We examined sample characteristics and tested the success of random assignment across the three arms. Then, we tested for pairwise differences among the three arms on each of the dependent measures, using chi-square tests of independence and independent-sample t tests. Finally, we broke the sample into healthier and sicker subsamples, again testing for differences across arms on each of the dependent measures.
As shown in Table 1, participants did not differ across experimental arms in terms of age, race/ethnicity, education, chronic disease, self-reported health status, and self-reports of having visited a doctor quality website, indicating that randomization to experimental arm was effective. Because there were no significant differences in patient characteristics across arms, these characteristics were not included as covariates in the models presented here.Footnote 1 Compared to the general US population, our sample skewed older, whiter, and more educated. Our sample was comparable to the US population in terms of the proportion experiencing chronic health conditions but reported slightly poorer health.
Effect of Provision of Roll-up Scores on Level of Effort
Participants who saw drill-down scores (mean = 14.9, SD = 19.0; Table 2) or drill-down scores and roll-up scores together (mean = 19.2, SD = 28.5) took significantly more actions while navigating the site relative to those who saw roll-up scores (mean = 10.5, SD = 9.5).
Effect of Provision of Roll-up Scores on Whether the Best Clinician Is Chosen
A significantly greater proportion of participants in the drill-down arm chose a suboptimal clinician (36.3%, Table 2) relative to participants in the roll-up (23.4%) and drill-down plus roll-up (25.6%) arms.
Participants in the drill-down arm made more preference-incongruent choices (51.2%, Table 2), in contrast to participants in the roll-up arm (45.6%) and participants in the drill-down plus roll-up arm (47.5%).
Thus, on both measures of decision quality, more participants in the drill-down arm made poor quality choices than did participants in the other arms.

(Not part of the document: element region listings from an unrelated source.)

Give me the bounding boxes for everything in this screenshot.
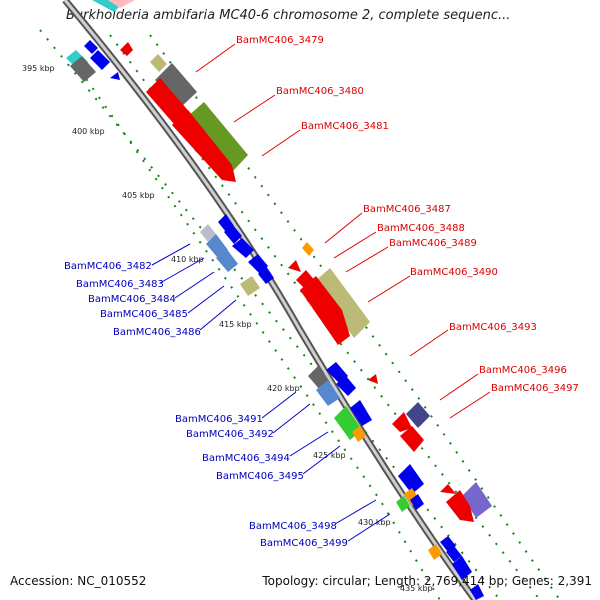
label-3479[interactable]: BamMC406_3479 [236,35,324,46]
label-3491[interactable]: BamMC406_3491 [175,414,263,425]
gene-3497-arrow[interactable] [400,426,424,452]
tick-410: 410 kbp [171,255,204,264]
leader-lines [151,43,491,542]
gene-purple[interactable] [462,482,492,518]
gene-3487-orange[interactable] [302,242,314,256]
tick-425: 425 kbp [313,451,346,460]
gene-3498[interactable] [398,464,424,494]
label-3493[interactable]: BamMC406_3493 [449,322,537,333]
topology-summary: Topology: circular; Length: 2,769,414 bp… [262,574,592,588]
label-3482[interactable]: BamMC406_3482 [64,261,152,272]
kbp-tick-labels: 395 kbp 400 kbp 405 kbp 410 kbp 415 kbp … [22,64,433,593]
label-3488[interactable]: BamMC406_3488 [377,223,465,234]
tick-400: 400 kbp [72,127,105,136]
gene-bottom-orange[interactable] [428,544,442,560]
tick-395: 395 kbp [22,64,55,73]
label-3499[interactable]: BamMC406_3499 [260,538,348,549]
tick-415: 415 kbp [219,320,252,329]
gene-3499[interactable] [396,496,410,512]
gene-grey-box[interactable] [155,63,197,108]
gene-3490-arrow[interactable] [300,276,350,345]
label-3492[interactable]: BamMC406_3492 [186,429,274,440]
label-3483[interactable]: BamMC406_3483 [76,279,164,290]
gene-olive-small[interactable] [150,54,167,72]
tick-435: 435 kbp [400,584,433,593]
gene-blue-395b[interactable] [90,50,110,70]
gene-bottom-blue2[interactable] [446,546,462,562]
label-3490[interactable]: BamMC406_3490 [410,267,498,278]
gene-blue-395a[interactable] [84,40,98,54]
gene-blue-395c[interactable] [110,72,120,80]
gene-3484b[interactable] [232,238,254,258]
tick-405: 405 kbp [122,191,155,200]
gene-3492b[interactable] [336,376,356,396]
gene-3481-green[interactable] [186,102,248,172]
gene-bottom-blue4[interactable] [470,584,484,600]
label-3489[interactable]: BamMC406_3489 [389,238,477,249]
gene-3495[interactable] [352,426,366,442]
map-title: Burkholderia ambifaria MC40-6 chromosome… [66,8,511,23]
gene-3482[interactable] [200,224,216,242]
tick-420: 420 kbp [267,384,300,393]
gene-3486[interactable] [240,276,260,296]
label-3498[interactable]: BamMC406_3498 [249,521,337,532]
gene-3485b[interactable] [258,266,274,284]
gene-3479-arrow[interactable] [120,42,133,56]
gene-3498-arrow[interactable] [440,484,456,494]
label-3495[interactable]: BamMC406_3495 [216,471,304,482]
gene-3492[interactable] [316,380,340,406]
reverse-strand-features [66,0,484,600]
gene-3490-olive[interactable] [314,268,370,338]
label-3496[interactable]: BamMC406_3496 [479,365,567,376]
gene-3488-arrow[interactable] [288,260,301,272]
gene-3481-arrow[interactable] [172,110,236,182]
label-3487[interactable]: BamMC406_3487 [363,204,451,215]
gene-3494b[interactable] [350,400,372,426]
gene-3496-arrow[interactable] [392,412,412,432]
accession-label: Accession: NC_010552 [10,574,147,588]
gene-grey-395[interactable] [70,56,96,82]
label-3497[interactable]: BamMC406_3497 [491,383,579,394]
gene-3496-slate[interactable] [406,402,430,428]
label-3481[interactable]: BamMC406_3481 [301,121,389,132]
label-3480[interactable]: BamMC406_3480 [276,86,364,97]
gene-3493-arrow[interactable] [368,374,378,384]
gene-pink-top[interactable] [108,0,135,8]
outer-guide-2 [149,34,561,600]
gene-3499b[interactable] [410,494,424,510]
gene-3483b[interactable] [224,224,242,244]
label-3484[interactable]: BamMC406_3484 [88,294,176,305]
label-3494[interactable]: BamMC406_3494 [202,453,290,464]
label-3485[interactable]: BamMC406_3485 [100,309,188,320]
forward-strand-features [120,42,492,522]
label-3486[interactable]: BamMC406_3486 [113,327,201,338]
forward-gene-labels: BamMC406_3479 BamMC406_3480 BamMC406_348… [236,35,579,394]
gene-3484[interactable] [216,248,238,272]
reverse-gene-labels: BamMC406_3482 BamMC406_3483 BamMC406_348… [64,261,348,549]
gene-3491b[interactable] [326,362,348,384]
gene-bottom-blue3[interactable] [452,556,472,580]
tick-430: 430 kbp [358,518,391,527]
gene-red-large[interactable] [446,490,474,522]
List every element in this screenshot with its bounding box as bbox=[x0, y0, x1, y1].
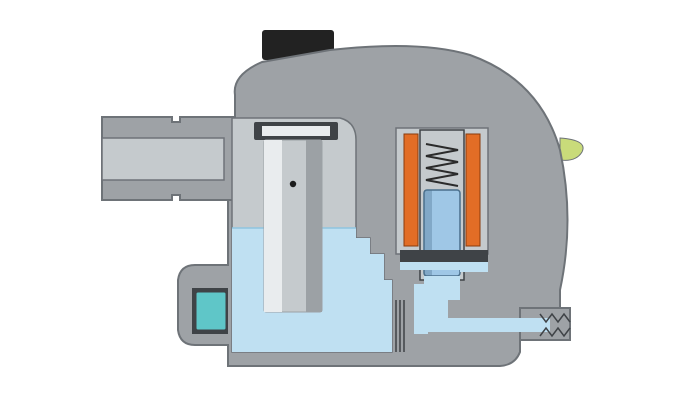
inlet-pipe bbox=[101, 116, 236, 201]
solenoid-coil-icon bbox=[403, 133, 419, 247]
sight-glass-icon bbox=[192, 288, 228, 334]
threaded-outlet-icon bbox=[539, 312, 571, 338]
outlet-passage bbox=[400, 262, 488, 334]
solenoid-chamber bbox=[395, 127, 489, 281]
indicator-lamp-icon bbox=[559, 137, 584, 161]
outlet-pipe bbox=[446, 307, 571, 341]
spring-icon bbox=[425, 143, 459, 187]
drain-slits bbox=[395, 300, 405, 352]
float-icon bbox=[254, 122, 338, 313]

Differences Based on Health Status
We examined the level of effort and decision quality among healthier and sicker participants (Table 3). For neither group did time spent deliberating vary across the arms, and both groups took more actions in the drill-down plus roll-up arm than in the roll-up arm (healthier participants also took more actions in the drill-down plus roll-up arm than in the drill-down arm).Footnote 2
The distinction between roll-up and drill-down on decision quality was somewhat stronger for sicker participants than healthier ones. Specifically, among sicker participants, a greater proportion chose a suboptimal clinician or made preference-incongruent choices when viewing drill-down scores relative to those who saw roll-up scores (or drill-down plus roll-up scores for preference incongruence). Among healthier participants, more participants in the drill-down arm selected a suboptimal clinician than did those in the drill-down plus roll-up arm, and those who viewed only drill-down scores made more preference-incongruent choices relative to those who saw roll-up scores.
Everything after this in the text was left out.